Failure to reach the main draw was overshadowed by Tomic's controversial post-match interview during which he said: 'I just count money, that's all I do, I count my millions. You go make $13 or $14 million. Good luck, bye.'
Lamenting the talent lost and predicting we may have seen the last of Tomic, Guiney said:
"I heard his comment about all his money, but that's just how he is. He's on a downhill slope and that (money) seems to be all he can think about,' he told the Daily Mail.
"I still watch him, but it's disappointing to say the least ... the shining light is fading. Yes, I think this time you can nearly call it - his career is all but over."
Tomic's rap sheet is extensive. It includes accusations of tanking and cheating, getting three driving fines in one day, losing his license, extraordinary public rants and getting arrested in Miami.
And while much has been said and written about his attitude and demeanour, there has also been a microscope held over the influence of his father John.
He too can lay claim to quite a colourful history of blow-ups and rants.
Most memorable perhaps was when John left Bernard's hitting partner Thomas Drouet with a broken nose after headbutting him outside a hotel in May 2013 during the Madrid Masters.

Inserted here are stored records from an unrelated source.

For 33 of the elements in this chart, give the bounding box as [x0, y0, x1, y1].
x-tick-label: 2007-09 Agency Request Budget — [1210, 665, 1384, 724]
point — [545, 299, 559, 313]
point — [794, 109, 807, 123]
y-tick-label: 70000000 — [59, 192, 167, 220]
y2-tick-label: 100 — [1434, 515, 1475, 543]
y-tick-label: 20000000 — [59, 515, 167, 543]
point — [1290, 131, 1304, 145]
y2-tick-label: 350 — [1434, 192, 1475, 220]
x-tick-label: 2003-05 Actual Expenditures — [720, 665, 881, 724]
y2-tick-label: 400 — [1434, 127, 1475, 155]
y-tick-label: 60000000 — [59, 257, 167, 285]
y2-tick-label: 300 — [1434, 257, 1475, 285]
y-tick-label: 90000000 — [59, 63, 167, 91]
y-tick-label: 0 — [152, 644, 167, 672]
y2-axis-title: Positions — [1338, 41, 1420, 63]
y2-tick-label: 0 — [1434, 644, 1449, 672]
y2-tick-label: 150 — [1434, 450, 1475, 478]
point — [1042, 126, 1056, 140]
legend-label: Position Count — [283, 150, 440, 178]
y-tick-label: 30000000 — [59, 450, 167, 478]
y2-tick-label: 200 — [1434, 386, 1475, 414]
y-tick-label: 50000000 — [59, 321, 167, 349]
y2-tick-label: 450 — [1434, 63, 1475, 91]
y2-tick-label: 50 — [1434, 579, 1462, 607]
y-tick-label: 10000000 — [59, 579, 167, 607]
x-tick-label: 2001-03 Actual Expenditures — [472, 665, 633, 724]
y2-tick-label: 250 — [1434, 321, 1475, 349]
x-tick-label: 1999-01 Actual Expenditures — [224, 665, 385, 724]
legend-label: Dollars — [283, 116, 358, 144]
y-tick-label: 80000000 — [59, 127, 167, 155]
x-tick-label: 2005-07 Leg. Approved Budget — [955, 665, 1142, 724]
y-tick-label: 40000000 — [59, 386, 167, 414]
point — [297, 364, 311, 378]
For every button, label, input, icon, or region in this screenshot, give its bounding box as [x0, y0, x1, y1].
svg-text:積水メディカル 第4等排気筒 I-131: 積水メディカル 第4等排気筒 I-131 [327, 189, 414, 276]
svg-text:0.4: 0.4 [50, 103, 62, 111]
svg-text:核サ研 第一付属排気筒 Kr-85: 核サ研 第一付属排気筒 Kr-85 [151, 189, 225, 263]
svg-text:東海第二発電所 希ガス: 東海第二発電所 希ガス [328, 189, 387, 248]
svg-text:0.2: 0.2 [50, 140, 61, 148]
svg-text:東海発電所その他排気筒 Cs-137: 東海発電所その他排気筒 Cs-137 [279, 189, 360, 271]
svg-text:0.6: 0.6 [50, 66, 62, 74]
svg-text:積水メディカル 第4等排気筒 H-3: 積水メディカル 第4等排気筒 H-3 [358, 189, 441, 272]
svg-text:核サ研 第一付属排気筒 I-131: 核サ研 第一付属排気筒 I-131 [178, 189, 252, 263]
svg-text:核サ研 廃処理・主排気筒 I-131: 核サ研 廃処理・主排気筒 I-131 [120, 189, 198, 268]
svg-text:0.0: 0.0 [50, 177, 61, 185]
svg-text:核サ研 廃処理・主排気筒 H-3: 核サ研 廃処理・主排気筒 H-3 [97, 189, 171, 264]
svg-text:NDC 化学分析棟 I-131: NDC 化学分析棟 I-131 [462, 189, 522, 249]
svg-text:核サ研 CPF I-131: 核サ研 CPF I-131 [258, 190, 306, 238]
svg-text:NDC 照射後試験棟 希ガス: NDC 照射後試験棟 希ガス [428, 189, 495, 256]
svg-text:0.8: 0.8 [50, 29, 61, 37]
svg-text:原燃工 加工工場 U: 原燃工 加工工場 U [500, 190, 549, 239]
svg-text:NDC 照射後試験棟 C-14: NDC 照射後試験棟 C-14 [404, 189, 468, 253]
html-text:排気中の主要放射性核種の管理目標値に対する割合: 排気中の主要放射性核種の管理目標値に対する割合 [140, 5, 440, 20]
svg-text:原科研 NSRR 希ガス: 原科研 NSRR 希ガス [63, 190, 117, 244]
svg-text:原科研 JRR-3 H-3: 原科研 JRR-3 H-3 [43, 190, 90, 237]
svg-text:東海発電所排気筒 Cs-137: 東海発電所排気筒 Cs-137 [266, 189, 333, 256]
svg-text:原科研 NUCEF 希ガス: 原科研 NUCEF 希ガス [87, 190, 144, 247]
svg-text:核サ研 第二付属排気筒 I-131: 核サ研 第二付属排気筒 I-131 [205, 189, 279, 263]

John was handed a ban by the ATP tour and convicted of causing bodily harm. He was also handed a suspended eight month sentence by a Spanish Court on condition of good behaviour.
Shedding some light on John's character and influence on Bernard, Guiney said: "John didn't really know enough (about tennis) but always had to be in charge.
"The main drive came from his father, you could almost predict things were going to go wrong.
"Bernard always lived through this unsteady sort of atmosphere, not sure whether to duck or run, and that always breeds disaster.
"He took it very seriously when he was a kid, he liked to win, and all that's gone now."
As for the future, it seems Tomic's money will fade away with his ranking and pride will prevent any possible reform and return.
"It's all over, unless he's happy to play (lower level) Challenger tournaments for all his life, but knowing Bernard I highly doubt it,' Guiney said.
"To be honest I don't think he is concerned about his bank balance, I think he's just saying that because he's embarrassed about losing.
"For him it's embarrassing to have to play qualifiers and more embarrassing when he loses ... but it looks bad and it sounds bad."